Turns out reading PDFs of old books (from Google Books, Internet Archive, etc.) on my iPhone works out reasonably well. For example:

iPhonePDF-1.jpg

On the left is the fully zoomed out page. Indoors, I’m able to read it without too much difficulty, though my eyes do thank me when I zoom in (as on the right). The problem with zooming, however, is that navigating to the next page then requires more swiping, and, at least in iBooks, you have to zoom in again every time you turn the page.

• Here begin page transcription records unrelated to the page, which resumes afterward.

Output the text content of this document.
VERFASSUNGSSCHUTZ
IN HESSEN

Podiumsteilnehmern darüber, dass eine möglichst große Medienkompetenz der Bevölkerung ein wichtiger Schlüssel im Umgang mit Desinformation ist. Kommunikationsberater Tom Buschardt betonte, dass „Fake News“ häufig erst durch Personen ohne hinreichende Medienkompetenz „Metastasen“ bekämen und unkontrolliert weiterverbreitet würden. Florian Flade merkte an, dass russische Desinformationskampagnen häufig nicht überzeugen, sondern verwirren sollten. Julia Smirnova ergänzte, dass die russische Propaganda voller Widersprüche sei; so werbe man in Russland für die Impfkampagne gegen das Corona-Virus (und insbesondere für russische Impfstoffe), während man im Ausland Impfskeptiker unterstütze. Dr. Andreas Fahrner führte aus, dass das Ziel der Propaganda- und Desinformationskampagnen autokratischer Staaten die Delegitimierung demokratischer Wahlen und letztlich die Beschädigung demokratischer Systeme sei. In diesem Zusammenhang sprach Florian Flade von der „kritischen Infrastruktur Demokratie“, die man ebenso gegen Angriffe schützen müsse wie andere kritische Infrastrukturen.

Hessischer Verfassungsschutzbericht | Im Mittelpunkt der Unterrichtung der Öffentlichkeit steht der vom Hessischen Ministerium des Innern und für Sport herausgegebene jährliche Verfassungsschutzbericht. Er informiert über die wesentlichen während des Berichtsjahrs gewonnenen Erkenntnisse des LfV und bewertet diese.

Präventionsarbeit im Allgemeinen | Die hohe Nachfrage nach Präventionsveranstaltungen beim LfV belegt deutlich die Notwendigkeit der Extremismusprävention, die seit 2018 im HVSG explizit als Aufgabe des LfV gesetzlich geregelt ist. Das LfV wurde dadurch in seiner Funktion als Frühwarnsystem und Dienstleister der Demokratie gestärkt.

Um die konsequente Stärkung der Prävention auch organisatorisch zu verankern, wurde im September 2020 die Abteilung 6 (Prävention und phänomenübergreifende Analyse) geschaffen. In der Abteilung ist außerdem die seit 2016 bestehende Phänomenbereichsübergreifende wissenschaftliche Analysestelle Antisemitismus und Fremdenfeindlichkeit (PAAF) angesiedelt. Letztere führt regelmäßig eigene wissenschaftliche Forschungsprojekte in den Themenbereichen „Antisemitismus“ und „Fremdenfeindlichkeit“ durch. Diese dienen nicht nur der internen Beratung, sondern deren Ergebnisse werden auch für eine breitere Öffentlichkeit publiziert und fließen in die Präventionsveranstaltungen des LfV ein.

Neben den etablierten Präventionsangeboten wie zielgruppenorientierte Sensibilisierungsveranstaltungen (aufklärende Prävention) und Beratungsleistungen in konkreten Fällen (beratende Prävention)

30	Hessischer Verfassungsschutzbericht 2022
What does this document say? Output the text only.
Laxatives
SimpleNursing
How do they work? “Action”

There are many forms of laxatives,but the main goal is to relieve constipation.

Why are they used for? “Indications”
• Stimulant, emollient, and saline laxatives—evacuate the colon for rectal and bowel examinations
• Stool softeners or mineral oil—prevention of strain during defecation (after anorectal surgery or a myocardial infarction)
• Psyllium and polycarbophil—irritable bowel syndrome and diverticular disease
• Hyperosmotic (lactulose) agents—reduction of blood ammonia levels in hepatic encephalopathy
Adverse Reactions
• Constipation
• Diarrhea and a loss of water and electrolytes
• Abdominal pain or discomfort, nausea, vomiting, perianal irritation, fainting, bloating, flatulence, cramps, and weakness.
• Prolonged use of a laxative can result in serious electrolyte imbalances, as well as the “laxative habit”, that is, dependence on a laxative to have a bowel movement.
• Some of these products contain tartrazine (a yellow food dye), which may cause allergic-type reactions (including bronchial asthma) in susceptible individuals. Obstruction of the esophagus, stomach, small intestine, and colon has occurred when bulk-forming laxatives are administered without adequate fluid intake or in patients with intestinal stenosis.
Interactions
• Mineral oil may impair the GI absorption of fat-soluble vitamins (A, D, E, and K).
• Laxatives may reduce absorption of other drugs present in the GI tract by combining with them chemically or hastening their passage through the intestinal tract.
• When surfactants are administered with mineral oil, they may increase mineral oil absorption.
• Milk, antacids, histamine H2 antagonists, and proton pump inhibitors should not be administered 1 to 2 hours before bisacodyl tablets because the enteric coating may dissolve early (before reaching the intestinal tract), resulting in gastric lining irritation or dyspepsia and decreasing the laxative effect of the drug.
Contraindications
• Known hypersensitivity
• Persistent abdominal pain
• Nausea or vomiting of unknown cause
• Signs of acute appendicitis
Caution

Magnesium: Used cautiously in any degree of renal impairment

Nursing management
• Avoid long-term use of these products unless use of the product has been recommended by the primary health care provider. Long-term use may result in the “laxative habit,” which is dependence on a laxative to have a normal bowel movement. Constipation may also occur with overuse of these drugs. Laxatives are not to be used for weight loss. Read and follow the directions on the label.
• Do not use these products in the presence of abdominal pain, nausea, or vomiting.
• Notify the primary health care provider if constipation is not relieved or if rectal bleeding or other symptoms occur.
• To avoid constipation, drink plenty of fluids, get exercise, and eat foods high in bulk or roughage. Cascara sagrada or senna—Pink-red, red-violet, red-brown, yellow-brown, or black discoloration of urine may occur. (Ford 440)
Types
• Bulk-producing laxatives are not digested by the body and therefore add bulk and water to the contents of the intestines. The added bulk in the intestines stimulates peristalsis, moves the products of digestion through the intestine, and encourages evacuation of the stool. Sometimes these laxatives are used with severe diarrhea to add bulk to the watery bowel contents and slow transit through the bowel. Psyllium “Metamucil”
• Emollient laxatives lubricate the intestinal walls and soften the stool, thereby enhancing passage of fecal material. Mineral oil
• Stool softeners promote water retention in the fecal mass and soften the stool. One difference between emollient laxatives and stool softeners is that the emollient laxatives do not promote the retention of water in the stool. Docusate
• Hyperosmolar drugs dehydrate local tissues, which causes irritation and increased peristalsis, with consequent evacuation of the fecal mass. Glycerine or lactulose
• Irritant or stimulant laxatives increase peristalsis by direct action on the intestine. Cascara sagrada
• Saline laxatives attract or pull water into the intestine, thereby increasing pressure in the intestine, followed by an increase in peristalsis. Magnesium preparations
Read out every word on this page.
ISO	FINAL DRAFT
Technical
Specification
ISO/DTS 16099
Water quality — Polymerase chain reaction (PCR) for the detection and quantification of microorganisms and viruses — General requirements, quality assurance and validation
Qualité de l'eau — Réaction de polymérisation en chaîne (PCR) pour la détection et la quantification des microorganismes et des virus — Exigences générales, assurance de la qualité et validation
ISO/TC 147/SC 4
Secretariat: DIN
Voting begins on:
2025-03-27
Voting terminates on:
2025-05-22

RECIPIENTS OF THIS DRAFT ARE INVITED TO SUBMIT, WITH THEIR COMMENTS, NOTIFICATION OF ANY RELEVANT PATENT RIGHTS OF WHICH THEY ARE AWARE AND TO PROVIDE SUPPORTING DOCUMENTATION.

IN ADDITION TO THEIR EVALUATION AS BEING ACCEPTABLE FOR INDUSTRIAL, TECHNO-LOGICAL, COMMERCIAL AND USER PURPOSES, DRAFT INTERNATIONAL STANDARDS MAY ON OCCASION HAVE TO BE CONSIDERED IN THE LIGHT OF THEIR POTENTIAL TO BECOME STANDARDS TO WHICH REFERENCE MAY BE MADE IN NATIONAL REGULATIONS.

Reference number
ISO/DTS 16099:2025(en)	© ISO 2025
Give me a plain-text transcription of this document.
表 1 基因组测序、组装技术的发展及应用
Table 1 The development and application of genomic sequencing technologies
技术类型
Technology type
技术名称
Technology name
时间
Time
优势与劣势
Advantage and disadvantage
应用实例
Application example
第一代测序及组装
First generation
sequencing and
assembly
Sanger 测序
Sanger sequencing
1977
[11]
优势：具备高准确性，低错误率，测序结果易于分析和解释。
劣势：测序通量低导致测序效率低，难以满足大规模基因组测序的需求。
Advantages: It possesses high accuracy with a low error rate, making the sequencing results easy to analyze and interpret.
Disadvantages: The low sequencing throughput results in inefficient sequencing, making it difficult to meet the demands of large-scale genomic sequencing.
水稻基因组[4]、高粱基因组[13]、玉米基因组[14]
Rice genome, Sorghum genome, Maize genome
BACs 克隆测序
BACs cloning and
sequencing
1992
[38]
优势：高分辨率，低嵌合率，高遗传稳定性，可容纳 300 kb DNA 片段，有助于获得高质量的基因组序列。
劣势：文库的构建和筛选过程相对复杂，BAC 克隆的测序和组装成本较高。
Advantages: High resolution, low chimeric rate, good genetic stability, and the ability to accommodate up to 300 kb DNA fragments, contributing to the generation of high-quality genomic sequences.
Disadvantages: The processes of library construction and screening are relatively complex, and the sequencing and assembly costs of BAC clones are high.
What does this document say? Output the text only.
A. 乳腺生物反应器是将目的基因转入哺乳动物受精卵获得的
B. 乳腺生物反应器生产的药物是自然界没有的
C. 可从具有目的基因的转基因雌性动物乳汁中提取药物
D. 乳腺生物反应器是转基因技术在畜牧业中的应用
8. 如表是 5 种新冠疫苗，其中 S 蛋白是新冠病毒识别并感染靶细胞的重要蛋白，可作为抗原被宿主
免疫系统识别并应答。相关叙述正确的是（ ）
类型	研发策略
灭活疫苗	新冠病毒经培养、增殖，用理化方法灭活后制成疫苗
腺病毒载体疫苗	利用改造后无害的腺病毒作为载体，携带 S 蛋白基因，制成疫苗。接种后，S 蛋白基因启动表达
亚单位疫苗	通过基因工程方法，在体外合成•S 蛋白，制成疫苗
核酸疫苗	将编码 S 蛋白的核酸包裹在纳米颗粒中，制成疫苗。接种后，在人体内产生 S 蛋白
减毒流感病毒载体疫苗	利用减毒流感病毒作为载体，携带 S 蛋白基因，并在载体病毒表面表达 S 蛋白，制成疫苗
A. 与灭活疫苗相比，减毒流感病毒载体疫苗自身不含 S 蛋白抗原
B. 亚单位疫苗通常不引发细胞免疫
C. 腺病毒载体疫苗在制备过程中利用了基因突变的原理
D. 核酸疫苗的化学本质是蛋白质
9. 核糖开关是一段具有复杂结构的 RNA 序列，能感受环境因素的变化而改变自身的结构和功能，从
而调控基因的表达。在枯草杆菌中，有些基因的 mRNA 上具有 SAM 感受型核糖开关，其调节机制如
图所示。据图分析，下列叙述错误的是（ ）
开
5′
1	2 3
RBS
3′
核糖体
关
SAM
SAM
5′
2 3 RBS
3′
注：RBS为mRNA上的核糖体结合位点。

After a bit of this, I got to wondering what it would be like to typeset an iPhone-sized PDF, designed specifically to be read on a phone. Here’s how it turned out (and this is a proof of concept, nothing too polished):

iPhonePDF-2.jpg

The pages are set at 7.573×4.267″, which I arrived at by taking 1136×640 (iPhone screen dimensions in pixels) and dividing by 150. Arbitrary, but it worked out well enough. And the text is at 16 points on the left and 18 on the right. (Also arbitrary, but dependent on the page size, of course.)

The PDFs:

The main advantage to a foolhardy scheme like this is full typographic control — margins, fonts, layout (important for poetry), tracking, etc., all without worrying about limitations of ebook readers. I could try to do something about widows and orphans, for instance, though I didn’t do that with this proof of concept.

The downside is that it’s custom-tailored to the dimensions of the iPhone 5S, and on other devices it wouldn’t fit as perfectly. Not necessarily a dealbreaker, though.

Is it worth pursuing? No idea. One of these days I’ll set a full book this way and try reading it on my phone to see how it compares.